AS COISAS MUDAM

Percebi que os passeios daquela senhora haviam diminuído. Antigamente, quando os trinta dias de férias, após um ano de trabalho estavam por vir, ela deixava transparecer sua expectativa, torcendo para que chegasse logo. Gostava de passear. Durante as férias, seu hábito era visitar parentes, irmãos, cunhados e até primos e primas. Conservava aqueles laços de parentesco através de visitas que fazia anualmente. Esse procedimento lhe proporcionava prazeres que também eram partilhados pelo marido e pelos visitados. 

Nesse ano, notei que havia mudado de comportamento. Ao se aproximar o início do descanso, não estava mais com aquele entusiasmo do passado. Não conversava com os colegas de trabalho, como sempre fizera,  informando-os dos passeios que programara, nem esparramava transbordamentos de alegria pelos corredores. 
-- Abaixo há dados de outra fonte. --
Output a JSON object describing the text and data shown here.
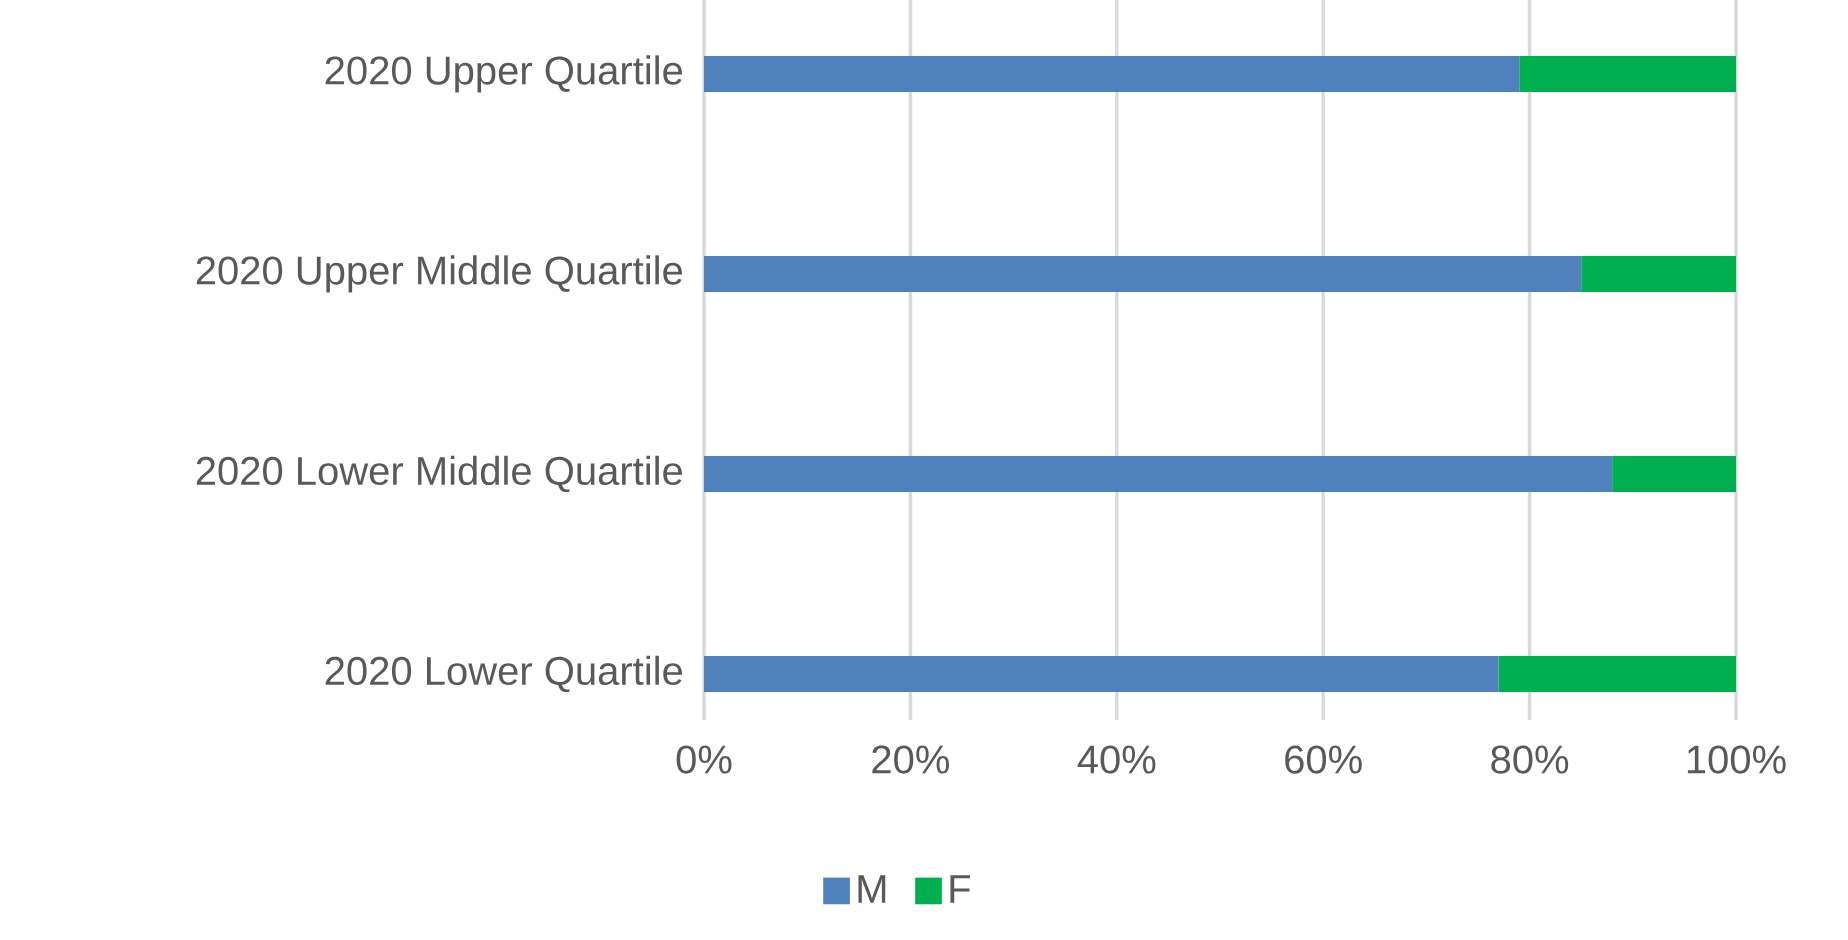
{
  "chart_data": {
    "type": "bar",
    "orientation": "horizontal",
    "stacked": true,
    "categories": [
      "2020 Upper Quartile",
      "2020 Upper Middle Quartile",
      "2020 Lower Middle Quartile",
      "2020 Lower Quartile"
    ],
    "series": [
      {
        "name": "M",
        "color": "#4f81bd",
        "values": [
          79,
          85,
          88,
          77
        ]
      },
      {
        "name": "F",
        "color": "#00b050",
        "values": [
          21,
          15,
          12,
          23
        ]
      }
    ],
    "xlim": [
      0,
      100
    ],
    "xticks": [
      {
        "value": 0,
        "label": "0%"
      },
      {
        "value": 20,
        "label": "20%"
      },
      {
        "value": 40,
        "label": "40%"
      },
      {
        "value": 60,
        "label": "60%"
      },
      {
        "value": 80,
        "label": "80%"
      },
      {
        "value": 100,
        "label": "100%"
      }
    ],
    "grid": "x",
    "legend": "bottom"
  }
}
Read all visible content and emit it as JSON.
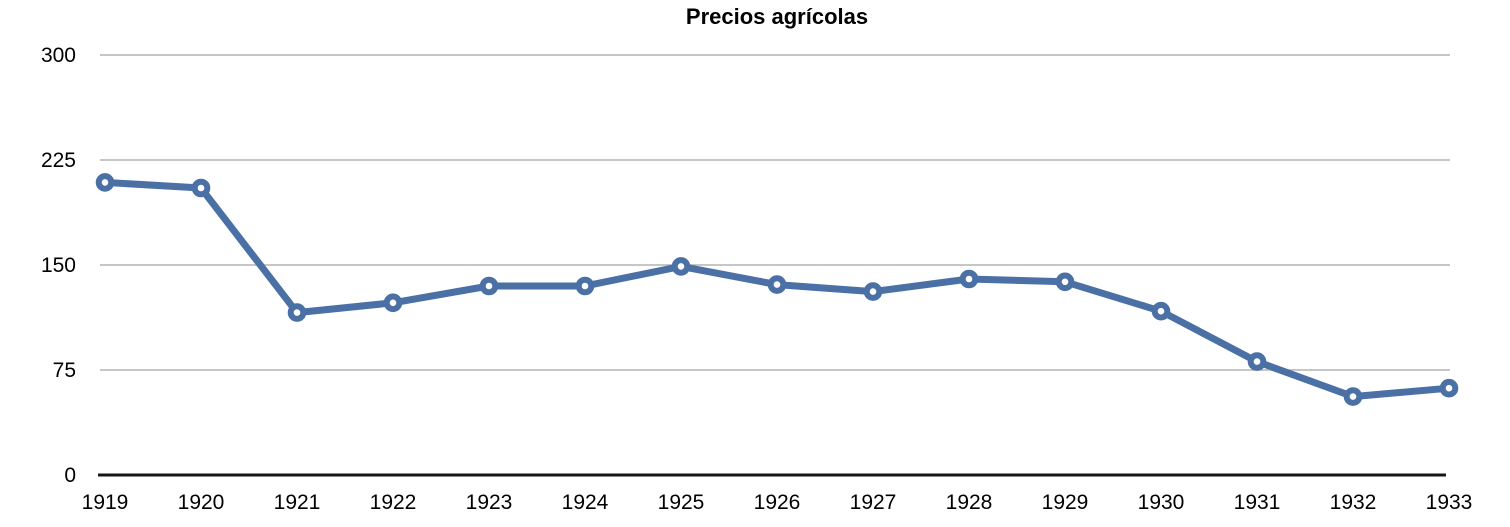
{
  "chart_data": {
    "type": "line",
    "title": "Precios agrícolas",
    "x": [
      1919,
      1920,
      1921,
      1922,
      1923,
      1924,
      1925,
      1926,
      1927,
      1928,
      1929,
      1930,
      1931,
      1932,
      1933
    ],
    "series": [
      {
        "name": "Precios agrícolas",
        "values": [
          209,
          205,
          116,
          123,
          135,
          135,
          149,
          136,
          131,
          140,
          138,
          117,
          81,
          56,
          62
        ]
      }
    ],
    "xlabel": "",
    "ylabel": "",
    "ylim": [
      0,
      300
    ],
    "yticks": [
      0,
      75,
      150,
      225,
      300
    ],
    "grid": true,
    "legend_position": "none",
    "marker_style": "open-circle",
    "colors": {
      "line": "#4a70a6",
      "marker_fill": "#ffffff",
      "gridline": "#b3b3b3",
      "axis": "#161616",
      "text": "#000000",
      "background": "#ffffff"
    }
  }
}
No último dia das mais recentes férias, nem se despediu. Realizou um adeus melancólico, diferente das antigas saídas. Disse apenas que ficaria descansando e ocuparia também o tempo na organização do lar. Não iria para o Mato Grosso, nem para Minas, como programava sempre, nas anuais visitas aos parentes. 

No seu regresso ao trabalho, interroguei-a para que me contasse dos resultados de suas férias. Fazia isso sempre  quando do seu retorno. Disse-me que estava descansada. Tinha sido bom os trinta dias que passara em casa. Assistira melhor o marido. Dera maiores atenções aos filhos, noras e netos e desejava que os anos restantes para a aposentadoria chegassem logo.

Aquele seu comportamento causou-me estranheza. Nunca fora assim. Sempre regressava risonha e, aparentemente outra. Contando maravilhas dos lugares por onde passeara. Depois de observá-la, concluí que com aquele ar de cansada e triste, não aguentaria o trabalho de um novo ano!

A curiosidade levou-me a perguntar-lhe o motivo de não ter ido passear. Surpreenderam-me suas explicações. Disse-me que o irmão, morador do Mato Grosso havia morrido e que também morrera sua irmã e cunhada residentes em Minas Gerais. Acontecera o mesmo com a maioria dos seus colegas de infância. O relacionamento antigo havia se rompido, pois sobrinhos e sobrinhas e o restante do parentesco, demonstravam desinteresse na continuidade daquelas visitas. Não tinham sequer assuntos para discutir. Todos estavam numa outra “onda”, explicou.

A situação dela fez-me parar para um pensamento rápido e vidente: só descobrimos que estamos ficando velhos quando nossos amigos e colegas de infância começam a morrer. Lentamente vamos sendo isolados dos nossos hábitos e costumes e somos colocados à margem dos acontecimentos, à medida que começam a faltar aqueles que nos eram sustentáculos. Nossa língua, hábitos e maneiras de pensar, não evoluem como a daqueles que chegam depois. Isolamo-nos ou nos isolam e o conformismo e a aceitação nos subjuga.

Aquela senhora fora rápida e objetiva. Sem quer forçar, nem se tornar um peixe a nadar fora da sua praia, abandonou as águas distantes e ficou a saborear os locais conhecidos e seguros que ainda poderiam garantir-lhe momentos de prazer.

Comentários

VilmaSouza disse…
Olá

retornando com o meu blog e passarei por aqui pra ler seus posts que gosto tanto. Abraços
Alceu Gehlen França disse…
Boa noite amigo,
Hoje depois de um mês ausente da internet, vim ler o teu blog....
Fiquei preocupado, .... o que está acontecendo amigo, um mês sem escrever....

Não esqueça: "nunca desanimar, embora desanimado".
Meu amigo Alceu,
Há tempos que não ouvia mais o meu velho lema. Quase o tinha esquecido. Como consegues guardar tantas coisas? Foi só uma parada. Volto mais animado ainda. Um grande abraço.